Studs and Duds of the Cleveland Browns' Last 5 Draft Classes

Andrea HangstFeatured Columnist IVApril 4, 2013

NEW YORK, NY - APRIL 28:  NFL Commissioner ROger Goodell (L) poses for a photo with Phil Taylor, #21 overall pick by the Cleveland Browns, on stage during the 2011 NFL Draft at Radio City Music Hall on April 28, 2011 in New York City.  (Photo by Chris Trotman/Getty Images)
Chris Trotman/Getty Images

For all of the struggles the Cleveland Browns have had in the win department, one would think that their recent draft history was partially to blame.

However, over the past five years, the Browns actually haven't had terrible drafts—granted, there have been players who have ultimately not managed to contribute much in Cleveland or in the NFL in general, but there are recent Browns drafts that have proved fruitful from top to bottom (2011 being a shining example).

With this year's draft rapidly approaching, now is a good time to take a look back and see who's worked out and who simply hasn't among the Browns' recent selections. Here are the studs and duds among the Browns' last five draft classes.


Stud: CB Joe Haden, 2010, Round 1, Pick 7

Browns cornerback Joe Haden has only played three seasons in the NFL, but he's already being lumped in with the league's best players at his position. Though his 2011 season was somewhat of a disappointment—he had no interceptions—he bounced back quite well in 2012 with three picks despite there being little consistent stability at the other outside corner position and despite his four-game suspension.

While it seems easy to call Haden a stud—look at his draft position, after all—a top-10 pick is still no sure thing. There's draft billing and then there's living up to it, and Haden already has in his short career. If the Browns can get another quality corner to pair with him on the outside this year, there's little doubt Haden could end the season among the top five cornerbacks in the league.

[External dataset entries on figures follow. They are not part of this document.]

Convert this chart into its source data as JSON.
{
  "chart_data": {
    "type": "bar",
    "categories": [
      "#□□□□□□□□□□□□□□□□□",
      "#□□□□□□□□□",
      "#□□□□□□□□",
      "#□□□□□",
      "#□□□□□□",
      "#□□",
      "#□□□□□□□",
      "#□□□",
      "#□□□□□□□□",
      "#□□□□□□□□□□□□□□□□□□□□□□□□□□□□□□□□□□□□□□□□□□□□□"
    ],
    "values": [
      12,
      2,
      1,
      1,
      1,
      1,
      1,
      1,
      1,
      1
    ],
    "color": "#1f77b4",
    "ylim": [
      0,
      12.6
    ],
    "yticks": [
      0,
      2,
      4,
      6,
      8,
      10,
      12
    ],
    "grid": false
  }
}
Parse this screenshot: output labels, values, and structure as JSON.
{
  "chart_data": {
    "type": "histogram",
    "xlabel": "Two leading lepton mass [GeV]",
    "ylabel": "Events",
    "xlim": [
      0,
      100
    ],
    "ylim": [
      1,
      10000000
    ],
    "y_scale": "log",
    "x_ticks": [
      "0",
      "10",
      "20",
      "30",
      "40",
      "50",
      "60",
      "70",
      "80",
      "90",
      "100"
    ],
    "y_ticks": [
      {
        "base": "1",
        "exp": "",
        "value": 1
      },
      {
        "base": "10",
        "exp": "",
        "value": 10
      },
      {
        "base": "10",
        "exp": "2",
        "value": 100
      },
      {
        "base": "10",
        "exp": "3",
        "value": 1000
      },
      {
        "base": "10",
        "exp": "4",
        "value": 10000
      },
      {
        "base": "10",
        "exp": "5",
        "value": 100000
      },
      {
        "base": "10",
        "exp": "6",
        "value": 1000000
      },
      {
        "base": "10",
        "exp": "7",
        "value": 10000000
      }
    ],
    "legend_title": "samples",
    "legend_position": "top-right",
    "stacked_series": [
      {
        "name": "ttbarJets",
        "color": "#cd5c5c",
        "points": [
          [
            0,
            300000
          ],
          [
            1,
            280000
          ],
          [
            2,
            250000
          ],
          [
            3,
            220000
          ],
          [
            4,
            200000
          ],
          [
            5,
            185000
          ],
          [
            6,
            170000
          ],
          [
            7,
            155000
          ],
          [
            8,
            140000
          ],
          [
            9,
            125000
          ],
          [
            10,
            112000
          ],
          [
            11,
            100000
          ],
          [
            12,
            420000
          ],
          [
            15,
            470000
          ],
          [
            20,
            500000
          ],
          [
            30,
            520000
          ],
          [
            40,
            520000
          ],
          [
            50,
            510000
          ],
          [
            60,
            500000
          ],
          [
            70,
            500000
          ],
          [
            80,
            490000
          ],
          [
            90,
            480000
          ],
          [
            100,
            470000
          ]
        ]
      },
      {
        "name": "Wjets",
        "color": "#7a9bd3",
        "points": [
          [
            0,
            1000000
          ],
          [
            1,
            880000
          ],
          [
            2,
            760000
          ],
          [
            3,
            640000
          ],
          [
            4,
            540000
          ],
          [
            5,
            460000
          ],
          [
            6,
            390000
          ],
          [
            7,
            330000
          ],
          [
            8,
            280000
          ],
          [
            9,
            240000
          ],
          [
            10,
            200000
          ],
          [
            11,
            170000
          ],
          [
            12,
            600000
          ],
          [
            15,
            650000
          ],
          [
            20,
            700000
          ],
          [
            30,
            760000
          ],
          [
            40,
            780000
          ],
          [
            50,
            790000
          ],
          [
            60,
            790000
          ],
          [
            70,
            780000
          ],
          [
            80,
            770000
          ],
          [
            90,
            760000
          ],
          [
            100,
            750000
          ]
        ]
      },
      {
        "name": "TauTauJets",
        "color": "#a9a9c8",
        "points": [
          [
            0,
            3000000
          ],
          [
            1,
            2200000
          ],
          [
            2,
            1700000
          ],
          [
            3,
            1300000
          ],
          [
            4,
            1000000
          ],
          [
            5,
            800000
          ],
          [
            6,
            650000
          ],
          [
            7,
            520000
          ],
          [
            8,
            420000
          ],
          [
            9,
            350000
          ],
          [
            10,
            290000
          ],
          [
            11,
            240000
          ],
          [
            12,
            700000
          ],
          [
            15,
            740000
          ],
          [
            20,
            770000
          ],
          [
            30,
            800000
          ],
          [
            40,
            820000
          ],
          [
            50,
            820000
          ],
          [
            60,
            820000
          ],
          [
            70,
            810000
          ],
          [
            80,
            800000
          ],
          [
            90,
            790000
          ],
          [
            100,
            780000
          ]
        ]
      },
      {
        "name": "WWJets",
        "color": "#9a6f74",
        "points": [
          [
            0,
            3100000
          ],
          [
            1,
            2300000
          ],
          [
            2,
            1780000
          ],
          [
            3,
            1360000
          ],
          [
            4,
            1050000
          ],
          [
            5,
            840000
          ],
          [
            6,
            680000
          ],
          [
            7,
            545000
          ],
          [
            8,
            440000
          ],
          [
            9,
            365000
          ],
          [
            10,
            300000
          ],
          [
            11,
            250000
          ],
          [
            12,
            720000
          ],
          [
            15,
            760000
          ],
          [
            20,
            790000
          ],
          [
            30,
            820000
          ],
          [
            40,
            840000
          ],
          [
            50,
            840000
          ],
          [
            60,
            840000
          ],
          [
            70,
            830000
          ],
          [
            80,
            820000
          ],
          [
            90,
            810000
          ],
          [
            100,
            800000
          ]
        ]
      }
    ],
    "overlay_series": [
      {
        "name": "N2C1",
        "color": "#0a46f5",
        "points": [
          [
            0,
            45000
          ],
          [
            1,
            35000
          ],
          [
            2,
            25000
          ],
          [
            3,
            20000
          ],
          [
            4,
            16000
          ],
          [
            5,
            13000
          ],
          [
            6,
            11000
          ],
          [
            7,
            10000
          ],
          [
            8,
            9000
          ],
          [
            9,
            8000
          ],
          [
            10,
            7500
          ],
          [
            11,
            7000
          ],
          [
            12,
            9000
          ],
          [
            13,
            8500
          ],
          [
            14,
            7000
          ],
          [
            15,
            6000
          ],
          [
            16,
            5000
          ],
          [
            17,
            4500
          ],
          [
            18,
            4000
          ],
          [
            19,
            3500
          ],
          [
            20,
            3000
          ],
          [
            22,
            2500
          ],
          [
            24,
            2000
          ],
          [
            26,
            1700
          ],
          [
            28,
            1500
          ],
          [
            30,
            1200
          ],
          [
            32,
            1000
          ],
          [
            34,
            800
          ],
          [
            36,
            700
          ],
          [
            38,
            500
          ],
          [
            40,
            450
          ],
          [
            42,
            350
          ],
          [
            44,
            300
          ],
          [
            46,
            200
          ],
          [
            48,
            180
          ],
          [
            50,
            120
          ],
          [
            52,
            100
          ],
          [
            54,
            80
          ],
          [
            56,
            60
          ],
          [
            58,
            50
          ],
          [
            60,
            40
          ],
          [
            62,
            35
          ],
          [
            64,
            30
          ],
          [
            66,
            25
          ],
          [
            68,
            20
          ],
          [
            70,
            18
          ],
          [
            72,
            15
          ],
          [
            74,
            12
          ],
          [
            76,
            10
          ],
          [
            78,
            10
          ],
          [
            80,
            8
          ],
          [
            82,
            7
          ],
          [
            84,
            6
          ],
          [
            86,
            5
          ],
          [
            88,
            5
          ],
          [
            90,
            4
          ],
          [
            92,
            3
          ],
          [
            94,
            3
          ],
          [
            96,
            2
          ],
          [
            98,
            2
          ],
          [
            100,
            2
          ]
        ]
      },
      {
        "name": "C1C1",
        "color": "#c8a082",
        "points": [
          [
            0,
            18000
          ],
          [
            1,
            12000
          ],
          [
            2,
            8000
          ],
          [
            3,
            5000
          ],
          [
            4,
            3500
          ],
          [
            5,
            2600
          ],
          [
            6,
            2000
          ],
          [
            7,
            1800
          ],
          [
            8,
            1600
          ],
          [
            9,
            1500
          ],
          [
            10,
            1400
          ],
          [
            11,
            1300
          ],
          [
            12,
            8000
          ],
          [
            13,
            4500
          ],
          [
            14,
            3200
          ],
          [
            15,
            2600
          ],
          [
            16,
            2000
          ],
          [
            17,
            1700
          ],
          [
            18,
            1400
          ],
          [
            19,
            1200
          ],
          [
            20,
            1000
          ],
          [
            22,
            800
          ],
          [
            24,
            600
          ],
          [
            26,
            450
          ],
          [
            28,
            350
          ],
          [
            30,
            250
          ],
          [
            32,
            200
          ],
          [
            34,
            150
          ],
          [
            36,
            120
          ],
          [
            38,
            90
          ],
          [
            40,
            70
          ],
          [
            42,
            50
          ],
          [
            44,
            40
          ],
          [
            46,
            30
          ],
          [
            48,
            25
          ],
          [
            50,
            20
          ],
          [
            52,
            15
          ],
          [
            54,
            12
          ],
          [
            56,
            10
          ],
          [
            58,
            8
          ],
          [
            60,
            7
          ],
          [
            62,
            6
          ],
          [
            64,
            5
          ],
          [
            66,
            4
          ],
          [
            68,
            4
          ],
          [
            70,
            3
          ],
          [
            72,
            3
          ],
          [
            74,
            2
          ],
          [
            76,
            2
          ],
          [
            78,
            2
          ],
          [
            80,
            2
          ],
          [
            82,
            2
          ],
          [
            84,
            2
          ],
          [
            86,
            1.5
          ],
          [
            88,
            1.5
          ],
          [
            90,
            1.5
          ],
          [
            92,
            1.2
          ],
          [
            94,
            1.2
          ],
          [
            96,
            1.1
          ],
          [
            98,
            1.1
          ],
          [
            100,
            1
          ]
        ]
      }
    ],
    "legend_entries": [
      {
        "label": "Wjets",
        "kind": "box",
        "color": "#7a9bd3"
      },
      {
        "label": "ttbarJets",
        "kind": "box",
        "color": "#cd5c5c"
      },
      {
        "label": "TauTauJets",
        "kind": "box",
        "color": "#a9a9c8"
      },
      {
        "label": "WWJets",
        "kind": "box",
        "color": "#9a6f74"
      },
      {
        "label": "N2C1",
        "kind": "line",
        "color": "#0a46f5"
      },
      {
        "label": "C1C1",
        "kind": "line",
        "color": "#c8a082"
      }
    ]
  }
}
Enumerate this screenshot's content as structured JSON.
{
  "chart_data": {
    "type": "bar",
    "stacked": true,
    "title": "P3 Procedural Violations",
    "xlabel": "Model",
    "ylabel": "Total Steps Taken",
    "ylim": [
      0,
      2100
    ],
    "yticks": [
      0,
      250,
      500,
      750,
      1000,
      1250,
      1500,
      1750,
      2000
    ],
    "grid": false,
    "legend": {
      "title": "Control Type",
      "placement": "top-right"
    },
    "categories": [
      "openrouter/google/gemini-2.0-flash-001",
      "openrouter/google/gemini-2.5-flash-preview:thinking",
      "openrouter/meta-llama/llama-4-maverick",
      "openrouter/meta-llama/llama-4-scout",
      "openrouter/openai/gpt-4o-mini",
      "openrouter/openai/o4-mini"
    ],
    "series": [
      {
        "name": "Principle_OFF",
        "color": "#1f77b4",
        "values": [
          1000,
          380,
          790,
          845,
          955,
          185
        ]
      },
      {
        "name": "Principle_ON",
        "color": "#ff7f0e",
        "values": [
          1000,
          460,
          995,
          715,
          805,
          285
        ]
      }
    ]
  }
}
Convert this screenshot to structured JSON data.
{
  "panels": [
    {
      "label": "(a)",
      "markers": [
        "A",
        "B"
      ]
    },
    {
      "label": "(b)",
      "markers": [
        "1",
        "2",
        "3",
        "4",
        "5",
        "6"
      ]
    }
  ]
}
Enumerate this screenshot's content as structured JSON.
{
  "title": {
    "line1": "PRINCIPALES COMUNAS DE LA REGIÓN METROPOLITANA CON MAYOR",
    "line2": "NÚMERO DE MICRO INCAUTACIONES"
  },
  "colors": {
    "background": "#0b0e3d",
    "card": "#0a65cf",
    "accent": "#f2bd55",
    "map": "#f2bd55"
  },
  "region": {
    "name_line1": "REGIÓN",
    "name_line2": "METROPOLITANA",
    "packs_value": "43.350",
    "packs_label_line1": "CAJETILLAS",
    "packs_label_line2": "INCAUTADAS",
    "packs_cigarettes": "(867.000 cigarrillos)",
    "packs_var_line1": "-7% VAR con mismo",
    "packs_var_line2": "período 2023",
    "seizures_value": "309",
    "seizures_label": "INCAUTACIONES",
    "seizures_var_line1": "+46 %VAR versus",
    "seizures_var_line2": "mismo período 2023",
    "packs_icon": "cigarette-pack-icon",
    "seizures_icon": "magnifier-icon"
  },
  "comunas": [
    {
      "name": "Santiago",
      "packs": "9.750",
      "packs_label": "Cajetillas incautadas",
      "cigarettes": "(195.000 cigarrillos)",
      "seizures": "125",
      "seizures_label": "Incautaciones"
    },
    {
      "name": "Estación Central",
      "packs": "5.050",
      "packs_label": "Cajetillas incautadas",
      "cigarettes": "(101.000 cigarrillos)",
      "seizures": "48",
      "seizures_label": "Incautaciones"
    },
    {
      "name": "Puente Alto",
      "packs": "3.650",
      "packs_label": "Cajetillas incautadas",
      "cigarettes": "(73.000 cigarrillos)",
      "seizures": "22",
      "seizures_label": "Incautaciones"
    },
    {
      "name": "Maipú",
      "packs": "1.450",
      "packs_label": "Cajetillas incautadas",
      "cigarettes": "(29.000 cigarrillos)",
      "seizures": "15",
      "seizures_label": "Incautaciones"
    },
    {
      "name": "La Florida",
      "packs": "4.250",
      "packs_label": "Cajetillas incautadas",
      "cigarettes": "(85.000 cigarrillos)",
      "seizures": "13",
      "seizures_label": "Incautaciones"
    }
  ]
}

Dud: QB Colt McCoy, 2010, Round 3, Pick 85

While some may think quarterback Colt McCoy wasn't given a fair shake in Cleveland, the fact that he wasn't given the opportunity to take the starting job and make it his own through three different coaching regimes speaks to how well-suited he is to be a starter. For a team like the Browns that has been clamoring for a franchise passer to lead their offense, McCoy's three-year staying power still didn't give him the upper hand in the battle for the job.

McCoy played 24 games for the Browns, completing 409-of-702 total pass attempts for 4,388 yards, 21 touchdowns and 20 interceptions. He and a draft pick were shipped to the San Francisco 49ers at the beginning of April for two picks in return, where he'll reprise his backup role. 

To play quarterback in Cleveland requires many things, a major one being a strong arm. McCoy lacked the ability to get the ball consistently down the field, which made him a poor fit for the team and a poor use of a draft pick.


Stud: C Alex Mack, 2009, Round 1, Pick 21

A center is an unconventional first-round pick, but when you're a team that needs one and a talent like Alex Mack makes himself available, there's no reason to pass him up. And in Mack the Browns found one of the best centers in the league, someone destined to be an NFL lifer and someone who will probably make Cleveland his one and only team.

While Mack's pass-protection skills are clearly an asset—he gave up just three sacks in 2012 as well as single-digit hurries—his run-blocking capabilities are what makes him a top-10 center

Quality play, durability and consistency are necessary for any offensive line, and that starts with the center. As long as Mack is with the Browns, the rest of the line, no matter who they are, will be automatically better.


Dud: WR Brian Robiskie, 2009, Round 2, Pick 36

An attendant issue to the Browns' struggle to find a franchise quarterback has also been their problems finding reliable targets for that hypothetical man to throw to. The Browns thought they had something in 2009 when they took wide receiver Brian Robiskie in the second round of the draft, but instead they got a middling talent who simply fizzled out.

Robiskie had just one convincingly good season in college, in which he had 935 receiving yards, but clearly the Browns thought they could mold him into a long-term starter. It didn't work out, however—he played in only 31 games in his three seasons with the Browns and caught just 39 of the 80 passes thrown to him for a combined 441 yards and three touchdowns. He was released in 2011, and is now with his second team since the cut. That's not the ideal trajectory for an early second-round receiver.


Stud: DT Phil Taylor, 2011, Round 1, Pick 21

Though Phil Taylor's career stats don't have him among the best defensive tackles in the league, he's still been an excellent draft pickup for the Browns. Their switch to a 3-4 defense should do him many favors this year, considering Taylor is projected to be the team's nose tackle and he's—to put it plainly—a mountain of a man.

Taylor is more comfortable in a pass-rushing capacity than in stopping the run and his numbers reflect this—five sacks in 24 games, compared with just 73 combined tackles in that time. As a first-round pick, perhaps the Browns would like to have seen more out of him in his first two seasons, but as an anchor for the defensive line, he's a perfect fit.